The compress bits value represents an index into the compress multivalue array for that column in the table header. This is illustrated by the following graphic showing that the presence bit pattern 10 points to the compressed character string “Los Angeles” in the table header. Note that because only 3 values are compressed for this column, 2 compression bits are required to uniquely identify them.

The table definition DDL for this illustration is as follows:

     CREATE TABLE MVCompress (
       StreetAddress VARCHAR(40),
       City          CHARACTER(20) COMPRESS (’New York’,
                     ’Los Angeles’, ’Chicago’) NOT NULL,
       StateCode     CHARACTER(2));


As you can see, all the possible combinations of bit patterns are used to identify and locate the values.
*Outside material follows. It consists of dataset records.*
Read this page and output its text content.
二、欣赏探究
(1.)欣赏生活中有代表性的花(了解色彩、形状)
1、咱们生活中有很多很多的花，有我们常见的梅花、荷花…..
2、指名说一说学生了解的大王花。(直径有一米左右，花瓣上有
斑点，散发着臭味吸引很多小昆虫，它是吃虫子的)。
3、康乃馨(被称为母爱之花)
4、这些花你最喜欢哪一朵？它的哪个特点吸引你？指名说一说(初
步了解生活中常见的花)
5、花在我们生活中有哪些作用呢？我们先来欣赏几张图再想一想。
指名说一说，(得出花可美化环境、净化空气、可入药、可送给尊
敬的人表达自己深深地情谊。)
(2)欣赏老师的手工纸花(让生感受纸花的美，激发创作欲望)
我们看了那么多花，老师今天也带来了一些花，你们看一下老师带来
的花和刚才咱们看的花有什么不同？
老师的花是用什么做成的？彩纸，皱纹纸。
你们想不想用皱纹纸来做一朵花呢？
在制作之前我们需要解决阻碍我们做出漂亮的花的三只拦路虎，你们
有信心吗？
For this particular example, the bit patterns and their corresponding values are those indicated in the following table:

FOR this pattern of presence bits … The value for City is … AND stored in …
                    00 not compressed. the row.
                    01 ’Chicago’ and is compressed the table header.
                    10 ’Los Angeles’ and is compressed the table header.
                    11 ’New York’ and is compressed the table header.

From the perspective of the row header, the best policy is to compress the highest number of values in each octet bit array, because doing so does not add any more space in the row header (nor does null compression, which is handled by presence bits in the row header for each row). In other words, the best practice is to optimize multivalued compression for 1, 3, 7, 15, 31, 63, 127, or 255 values. You should evaluate all these possibilities to determine which yields the best compression for a particular column.

You must also take into account the number of bytes compression transfers to the table header, because those bytes count against the maximum row length of 1 MB.

Systems using small cylinders have a maximum row length of 64 KB.

The compressed values are stored adjacent to one another in ascending value order and descending order of field size following the end of Field5 in the table header.